PDF Table Extraction with Camelot
Extracts structured tables from PDF documents using Camelot's lattice and stream parsing algorithms. Handles merged cells, multi-page tables, and outputs to pandas DataFrames, CSV, and JSON with column type inference.
Extracts structured tables from PDF documents using Camelot's lattice and stream parsing algorithms. Handles merged cells, multi-page tables, and outputs to pandas DataFrames, CSV, and JSON with column type inference.
npx skills add agentskillexchange/skills --skill pdf-table-extraction-camelot
The PDF Table Extraction skill leverages the Camelot library to accurately extract tabular data from PDF documents, handling complex layouts that defeat simpler regex-based approaches. It supports both lattice mode for tables with visible cell borders and stream mode for tables defined by whitespace alignment, automatically selecting the optimal strategy based on page analysis.

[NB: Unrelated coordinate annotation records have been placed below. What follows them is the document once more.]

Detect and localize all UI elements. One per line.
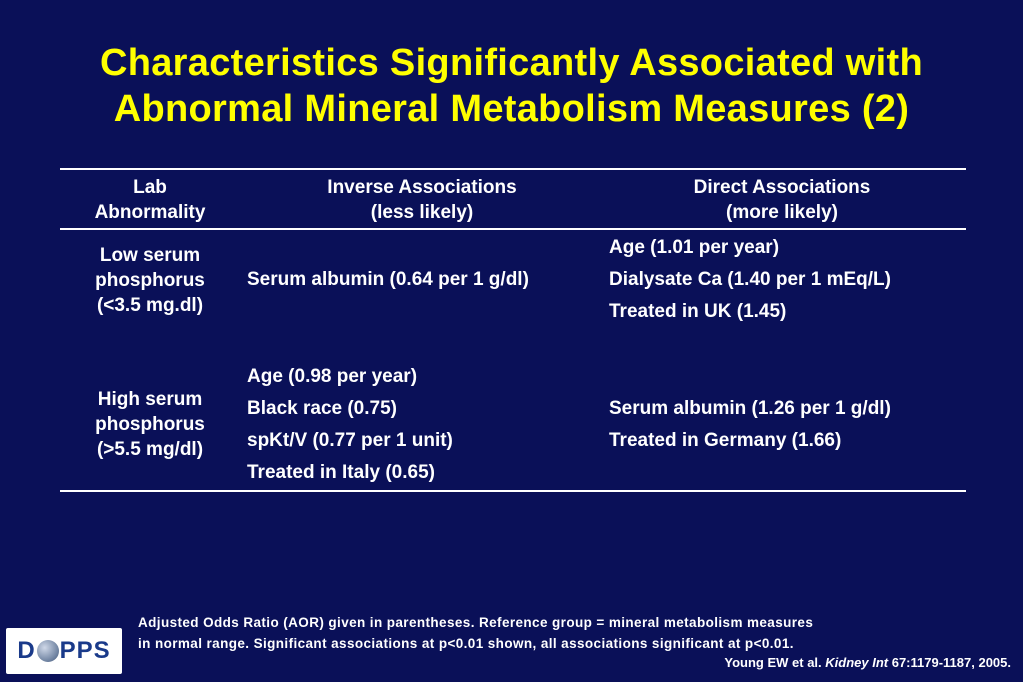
table-bottom-rule: [60, 490, 966, 492]
header-inverse-line-1: Inverse Associations: [327, 177, 517, 198]
direct-association-item: Dialysate Ca (1.40 per 1 mEq/L): [609, 269, 891, 290]
lab-text: High serum: [97, 389, 203, 410]
citation-journal: Kidney Int: [825, 655, 889, 670]
row-high-phosphorus-direct: Serum albumin (1.26 per 1 g/dl) Treated …: [609, 393, 891, 457]
table-top-rule: [60, 168, 966, 170]
footnote-line-2: in normal range. Significant association…: [138, 636, 794, 651]
lab-text: phosphorus: [95, 414, 205, 435]
row-high-phosphorus-label: High serum phosphorus (>5.5 mg/dl): [60, 387, 240, 462]
direct-association-item: Treated in UK (1.45): [609, 301, 787, 322]
direct-association-item: Treated in Germany (1.66): [609, 430, 842, 451]
header-inverse-associations: Inverse Associations (less likely): [292, 175, 552, 225]
header-lab-line-1: Lab: [133, 177, 167, 198]
header-direct-line-1: Direct Associations: [693, 177, 871, 198]
table-header-rule: [60, 228, 966, 230]
globe-icon: [36, 640, 59, 662]
logo-text-right: PPS: [59, 637, 111, 664]
lab-text: phosphorus: [95, 270, 205, 291]
inverse-association-item: Serum albumin (0.64 per 1 g/dl): [247, 269, 529, 290]
footnote: Adjusted Odds Ratio (AOR) given in paren…: [138, 612, 813, 654]
lab-text: (<3.5 mg.dl): [96, 295, 204, 316]
row-high-phosphorus-inverse: Age (0.98 per year) Black race (0.75) sp…: [247, 361, 453, 489]
header-lab-abnormality: Lab Abnormality: [60, 175, 240, 225]
inverse-association-item: Black race (0.75): [247, 398, 397, 419]
lab-text: (>5.5 mg/dl): [96, 439, 204, 460]
citation-authors: Young EW et al.: [724, 655, 826, 670]
row-low-phosphorus-inverse: Serum albumin (0.64 per 1 g/dl): [247, 264, 529, 296]
direct-association-item: Serum albumin (1.26 per 1 g/dl): [609, 398, 891, 419]
dopps-logo: D PPS: [6, 628, 122, 674]
row-low-phosphorus-direct: Age (1.01 per year) Dialysate Ca (1.40 p…: [609, 232, 891, 328]
row-low-phosphorus-label: Low serum phosphorus (<3.5 mg.dl): [60, 243, 240, 318]
inverse-association-item: spKt/V (0.77 per 1 unit): [247, 430, 453, 451]
slide-title-line-1: Characteristics Significantly Associated…: [99, 42, 923, 84]
header-inverse-line-2: (less likely): [370, 202, 474, 223]
slide-title-line-2: Abnormal Mineral Metabolism Measures (2): [113, 88, 910, 130]
citation-details: 67:1179-1187, 2005.: [888, 655, 1011, 670]
inverse-association-item: Treated in Italy (0.65): [247, 462, 435, 483]
citation: Young EW et al. Kidney Int 67:1179-1187,…: [724, 655, 1011, 670]
header-direct-line-2: (more likely): [726, 202, 838, 223]
header-direct-associations: Direct Associations (more likely): [652, 175, 912, 225]
direct-association-item: Age (1.01 per year): [609, 237, 780, 258]
header-lab-line-2: Abnormality: [94, 202, 206, 223]
lab-text: Low serum: [99, 245, 201, 266]
inverse-association-item: Age (0.98 per year): [247, 366, 418, 387]
logo-text-left: D: [17, 637, 36, 664]
slide-title: Characteristics Significantly Associated…: [0, 40, 1023, 132]
footnote-line-1: Adjusted Odds Ratio (AOR) given in paren…: [138, 615, 814, 630]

The skill handles common PDF table challenges including merged cells spanning multiple rows or columns, tables that flow across page boundaries, rotated text in header rows, and nested sub-tables. Extracted data is output as pandas DataFrames with automatic column type inference (numeric, date, currency, categorical), and can be serialized to CSV, JSON, Excel, or Parquet formats.
Advanced features include accuracy scoring per extracted table to flag low-confidence results for manual review, visual debugging overlays that show detected cell boundaries on the original PDF, batch processing of multi-page documents with table continuation detection, and OCR fallback via Tesseract for scanned PDF pages where text extraction returns empty results. The skill supports coordinate-based table region specification for precise extraction from known page layouts.